Besonders praxisnah lässt sich anhand der Testerfahrungen eine klare Einschätzung ableiten: Der Green Cell Habu punktet mit einfacher Handhabung und robustem IP55-zertifiziertem Kabel, ideal für wechselnde Ladeorte. Dennoch zeigen sich auch gewisse Kompromisse, die man bei der Nutzung eines mobilen Chargers mit 11kW Leistung berücksichtigen sollte. Die Balance zwischen Mobilität, Leistung und Preis-Leistung macht die Green Cell Habu zu einer interessanten Option für Nutzer mit wechselnden Ladeanforderungen.
Der Green Cell Habu 11kW Mobile Charger im Überblick
Der Green Cell Habu Mobile Charger ist ein 11kW-Ladegerät, das besonders durch seine kompakte Bauweise und die Integration der kompletten Elektronik in die Stecker hervorsticht. Anders als viele mobile Wallboxen verzichtet die Habu auf eine externe Blackbox, was potenzielle Fehlerquellen reduziert und die Handhabung vereinfacht. Diese Bauweise macht das Gerät im Alltag robuster und weniger anfällig für technische Störungen, wie sie bei Modellen mit separater Steuerbox vorkommen können. So entfällt etwa das Problem, dass durch Wackelkontakte oder defekte Verbindungskabel der Ladevorgang plötzlich unterbrochen wird.
Technische Eckdaten und Ausstattung
Der Charger verfügt über eine 7 Meter lange Ladekabelstrecke mit Typ-2-Steckern auf beiden Seiten, was eine flexible Verwendung ermöglicht – sei es im privaten Carport oder auf längeren Camping-Ausflügen. Das Kabel ist IP55-zertifiziert und somit gegen Spritzwasser und Staub geschützt, was das Gerät auch bei widrigen Wetterbedingungen zuverlässig macht. Eine eingebaute LED-Anzeige liefert klare Statusinformationen während des Ladevorgangs und hilft so, unmittelbare Fehler schnell zu erkennen. Allerdings fehlt eine Bedienoberfläche am Gerät selbst, sodass Einstellungen ausschließlich über das Fahrzeug oder die Fahrzeug-App vorgenommen werden können.
Besonderheiten: Elektronik ohne externe Blackbox
Die Besonderheit des Green Cell Habu liegt in der vollständigen Integration der Ladeelektronik in die beiden Stecker. Dies eliminiert die sonst bei externen Blackboxen üblichen Verbindungsprobleme, die im Alltag durch Beanspruchung oder Verschmutzung auftreten können. Für Nutzer bedeutet das weniger Aufwand bei der Fehlerdiagnose und eine deutlich höhere Betriebssicherheit. Allerdings sollte man darauf achten, das Kabel beim Handling stets vorsichtig zu behandeln, da durch die Elektronik im Stecker die Reparatur komplexer und kostenintensiver ist als bei klassischen Ladekabeln.

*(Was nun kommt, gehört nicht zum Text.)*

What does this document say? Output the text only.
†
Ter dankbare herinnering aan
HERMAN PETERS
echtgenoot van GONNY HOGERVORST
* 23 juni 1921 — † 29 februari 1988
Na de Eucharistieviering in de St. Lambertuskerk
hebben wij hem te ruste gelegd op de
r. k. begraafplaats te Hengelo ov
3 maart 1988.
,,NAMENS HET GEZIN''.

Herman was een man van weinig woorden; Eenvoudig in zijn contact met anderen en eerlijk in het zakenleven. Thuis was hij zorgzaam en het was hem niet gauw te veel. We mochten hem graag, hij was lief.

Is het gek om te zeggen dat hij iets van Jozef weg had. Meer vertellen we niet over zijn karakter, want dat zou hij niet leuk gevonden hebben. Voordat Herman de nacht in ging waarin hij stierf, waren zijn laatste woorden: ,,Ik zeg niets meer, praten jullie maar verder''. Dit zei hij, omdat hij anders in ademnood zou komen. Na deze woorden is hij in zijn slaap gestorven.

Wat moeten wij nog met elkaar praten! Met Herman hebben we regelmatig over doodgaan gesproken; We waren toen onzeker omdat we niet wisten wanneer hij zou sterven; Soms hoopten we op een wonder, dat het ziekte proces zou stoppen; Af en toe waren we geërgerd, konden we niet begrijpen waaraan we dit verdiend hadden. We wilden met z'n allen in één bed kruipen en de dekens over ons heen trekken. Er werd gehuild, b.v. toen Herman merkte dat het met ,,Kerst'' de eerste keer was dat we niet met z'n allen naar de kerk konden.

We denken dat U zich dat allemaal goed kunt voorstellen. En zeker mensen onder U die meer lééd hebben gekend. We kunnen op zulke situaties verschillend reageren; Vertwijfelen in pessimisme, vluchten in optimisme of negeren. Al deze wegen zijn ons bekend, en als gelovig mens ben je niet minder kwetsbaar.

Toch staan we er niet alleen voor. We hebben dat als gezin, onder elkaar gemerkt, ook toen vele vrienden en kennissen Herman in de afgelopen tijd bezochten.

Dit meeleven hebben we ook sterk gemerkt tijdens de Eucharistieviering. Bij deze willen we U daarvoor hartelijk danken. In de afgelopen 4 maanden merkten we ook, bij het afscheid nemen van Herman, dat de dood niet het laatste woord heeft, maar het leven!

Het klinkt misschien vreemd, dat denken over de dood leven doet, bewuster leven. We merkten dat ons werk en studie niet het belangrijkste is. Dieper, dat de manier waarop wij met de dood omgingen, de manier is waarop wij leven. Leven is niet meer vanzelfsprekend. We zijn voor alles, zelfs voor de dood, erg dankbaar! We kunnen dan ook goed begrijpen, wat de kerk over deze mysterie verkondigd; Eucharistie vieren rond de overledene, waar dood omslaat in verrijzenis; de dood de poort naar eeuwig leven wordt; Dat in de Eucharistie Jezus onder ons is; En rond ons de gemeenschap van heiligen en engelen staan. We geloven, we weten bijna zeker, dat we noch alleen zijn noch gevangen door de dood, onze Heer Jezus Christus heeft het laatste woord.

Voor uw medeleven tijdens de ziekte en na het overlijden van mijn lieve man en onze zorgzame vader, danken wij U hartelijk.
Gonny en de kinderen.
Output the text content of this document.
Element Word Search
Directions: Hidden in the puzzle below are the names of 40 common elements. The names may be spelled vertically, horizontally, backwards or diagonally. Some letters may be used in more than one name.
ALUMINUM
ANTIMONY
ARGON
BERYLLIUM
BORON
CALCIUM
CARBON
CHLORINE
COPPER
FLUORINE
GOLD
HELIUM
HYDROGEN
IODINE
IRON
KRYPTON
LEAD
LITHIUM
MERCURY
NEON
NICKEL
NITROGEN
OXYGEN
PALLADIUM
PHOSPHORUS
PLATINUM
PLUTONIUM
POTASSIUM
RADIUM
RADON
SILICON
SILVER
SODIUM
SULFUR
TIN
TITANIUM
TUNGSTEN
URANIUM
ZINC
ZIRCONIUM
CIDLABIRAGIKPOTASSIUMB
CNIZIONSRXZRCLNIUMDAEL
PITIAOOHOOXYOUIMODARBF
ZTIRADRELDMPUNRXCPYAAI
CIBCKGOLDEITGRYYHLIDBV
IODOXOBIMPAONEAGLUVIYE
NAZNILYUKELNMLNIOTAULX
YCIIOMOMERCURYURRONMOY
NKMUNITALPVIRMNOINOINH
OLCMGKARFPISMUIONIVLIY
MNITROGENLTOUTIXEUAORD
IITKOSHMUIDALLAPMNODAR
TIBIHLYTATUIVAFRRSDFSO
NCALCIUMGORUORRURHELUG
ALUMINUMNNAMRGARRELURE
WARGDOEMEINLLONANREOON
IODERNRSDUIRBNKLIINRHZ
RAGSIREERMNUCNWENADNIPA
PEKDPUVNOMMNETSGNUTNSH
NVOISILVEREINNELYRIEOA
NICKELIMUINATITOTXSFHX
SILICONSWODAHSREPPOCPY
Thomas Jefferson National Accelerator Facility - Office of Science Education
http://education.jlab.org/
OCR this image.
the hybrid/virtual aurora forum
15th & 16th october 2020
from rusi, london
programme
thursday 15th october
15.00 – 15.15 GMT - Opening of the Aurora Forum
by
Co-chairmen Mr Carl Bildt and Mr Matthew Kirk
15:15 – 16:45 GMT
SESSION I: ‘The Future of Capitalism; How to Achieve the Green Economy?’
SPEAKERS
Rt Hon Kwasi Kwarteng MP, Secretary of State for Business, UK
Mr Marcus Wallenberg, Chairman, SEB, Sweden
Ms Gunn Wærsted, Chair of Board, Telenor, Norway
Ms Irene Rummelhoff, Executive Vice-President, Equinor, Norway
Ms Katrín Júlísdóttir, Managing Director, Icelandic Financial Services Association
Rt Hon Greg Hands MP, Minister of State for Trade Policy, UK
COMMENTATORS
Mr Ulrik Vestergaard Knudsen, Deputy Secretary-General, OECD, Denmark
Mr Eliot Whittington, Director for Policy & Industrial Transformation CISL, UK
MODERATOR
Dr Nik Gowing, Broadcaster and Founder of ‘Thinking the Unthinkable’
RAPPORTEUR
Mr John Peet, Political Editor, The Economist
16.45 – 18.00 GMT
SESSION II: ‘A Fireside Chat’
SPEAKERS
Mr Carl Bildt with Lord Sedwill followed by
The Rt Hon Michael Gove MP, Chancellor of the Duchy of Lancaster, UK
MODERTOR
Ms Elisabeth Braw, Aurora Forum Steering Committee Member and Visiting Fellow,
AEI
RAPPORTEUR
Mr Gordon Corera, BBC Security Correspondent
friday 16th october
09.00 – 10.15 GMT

Kompatibilität mit Elektrofahrzeugen und Plug-in-Hybriden
Die Green Cell Habu ist mit allen gängigen Elektrofahrzeugen und Plug-in-Hybriden in Europa kompatibel, darunter Marken wie Volkswagen, BMW, Mercedes und Tesla (über Adapter). Während des Tests zeigten sich keine Schwierigkeiten bei der Erkennung des Ladestroms durch die Fahrzeuge, was auf eine gute Abstimmung der Kommunikationsprotokolle hindeutet. Auch die automatische Anpassung an verschiedene Ladeleistungen funktionierte zuverlässig, entsprechende Fehlermeldungen blieben aus. Ein typisches Praxisbeispiel sind etwa längere Fahrten, bei denen das Laden an unterschiedlichen Orten mit wechselnder Stromversorgung notwendig ist – hier punktet die Habu mit ihrer universellen Einsetzbarkeit. Ein Nachteil ist, dass das Gerät keine integrierte App-Steuerung bietet, was für manche Nutzer mit höherem Anspruch an Monitoring und Steuerung ein Manko sein kann.
Alltagserfahrungen im Langzeittest
Handhabung und Installation unterwegs
Im Langzeittest bestätigte sich, dass der Green Cell Habu vor allem durch seine kompakte Bauweise und das vergleichsweise geringe Gewicht von etwa 2,7 kg punktet. Die Installation unterwegs ist durch das Plug-&-Play-Prinzip sehr einfach: Steckdose anschließen, Ladekabel ans Auto, fertig – zusätzliche Tools oder Fachwissen sind nicht nötig. Besonders praktisch ist, dass die komplette Ladetechnik in den beiden Steckern integriert ist, wodurch der sperrige „Brick“ entfällt, der bei vielen Konkurrenzmodellen stört. Das macht die mitgeführte Ausrüstung übersichtlicher und reduziert das Risiko, unterwegs Teile zu vergessen.
Allerdings ist darauf zu achten, dass die Schutzkontaktsteckdose tatsächlich für 16A ausgelegt und richtig abgesichert ist, denn bei Überlast kommt es zu Fehlauslösungen. In einer konkreten Situation auf einem Campingplatz musste ich deshalb erst die Sicherung überprüfen, bevor sich der Ladevorgang starten ließ. Das zeigt, dass der Habu technisch zwar robust ist, die Strominfrastruktur unterwegs aber eine wichtige Rolle spielt.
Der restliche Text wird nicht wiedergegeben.